Whether the compiler is run from USS or TSO impacts the default options used:

invoking the compiler with the c89 and xlc utilities overrides the default values for many options, compared to running the compiler in MVS batch or TSO

There is an example C++ program to test compilation: https://www.ibm.com/support/knowledgecenter/SSLTBW_2.4.0/com.ibm.zos.v2r4.cbcux01/cppshell.htm

If your C++ files use the .cpp extension, then run export _CXX_CXXSUFFIX=cpp.

dbx

The dbx USS utility is an alternative to using IPCS for C/C++ programs. Load the dump with the -C option and pass the data set name. For example:

$ dbx -C "//'SF.T00468.S3609.BOSS0030.DUMP1'"
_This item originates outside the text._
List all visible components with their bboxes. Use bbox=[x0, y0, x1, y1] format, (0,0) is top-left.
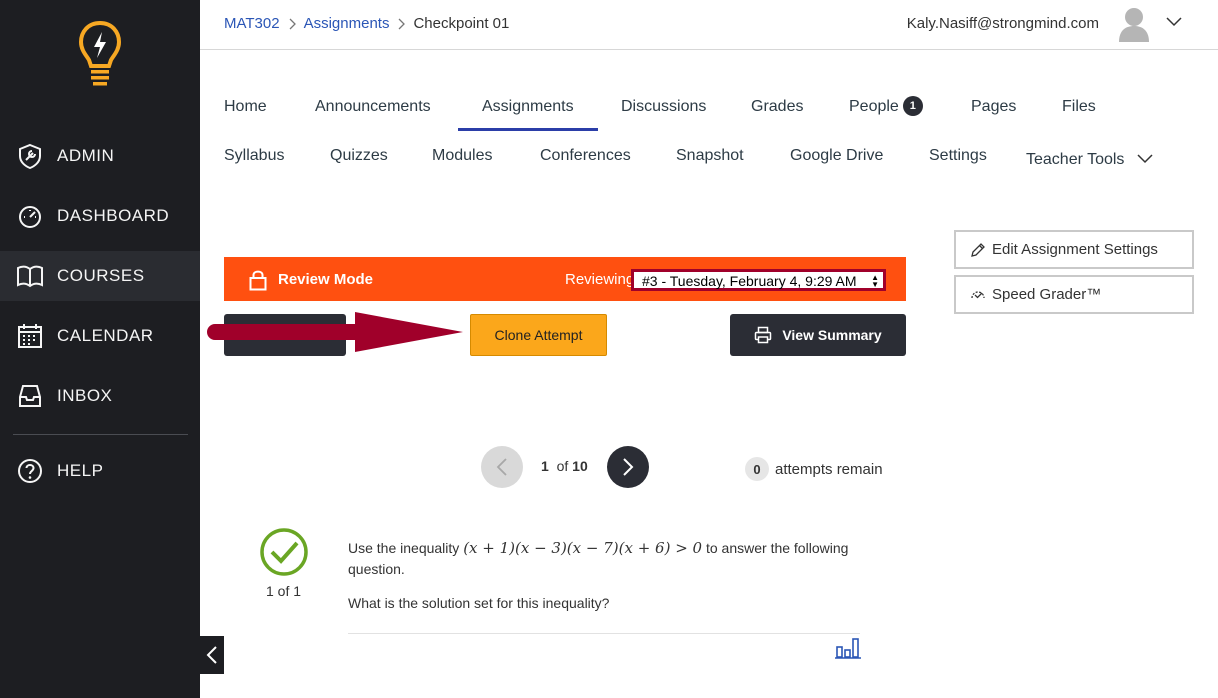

Then use the where command to show the backtrace.

Common commands:

  • List address spaces: asid
  • List all threads: thread
  • Change the current thread: thread current N
  • List loaded shared libraries: map
  • List known processes: pid
  • Display registers: registers
  • Generate copy/paste commands for all threads:
    for i in $(seq 1 164); do echo "thread current ${i}"; echo where; echo "TRASH: THREAD ${i}"; done

LE Native Memory

Environment variables may be used to control memory pools and print memory statistics; for example:

export _CEE_RUNOPTS="$_CEE_RUNOPTS HEAPPOOLS(ON) HEAPPOOLS64(ON) RPTOPTS(ON) RPTSTG(ON)"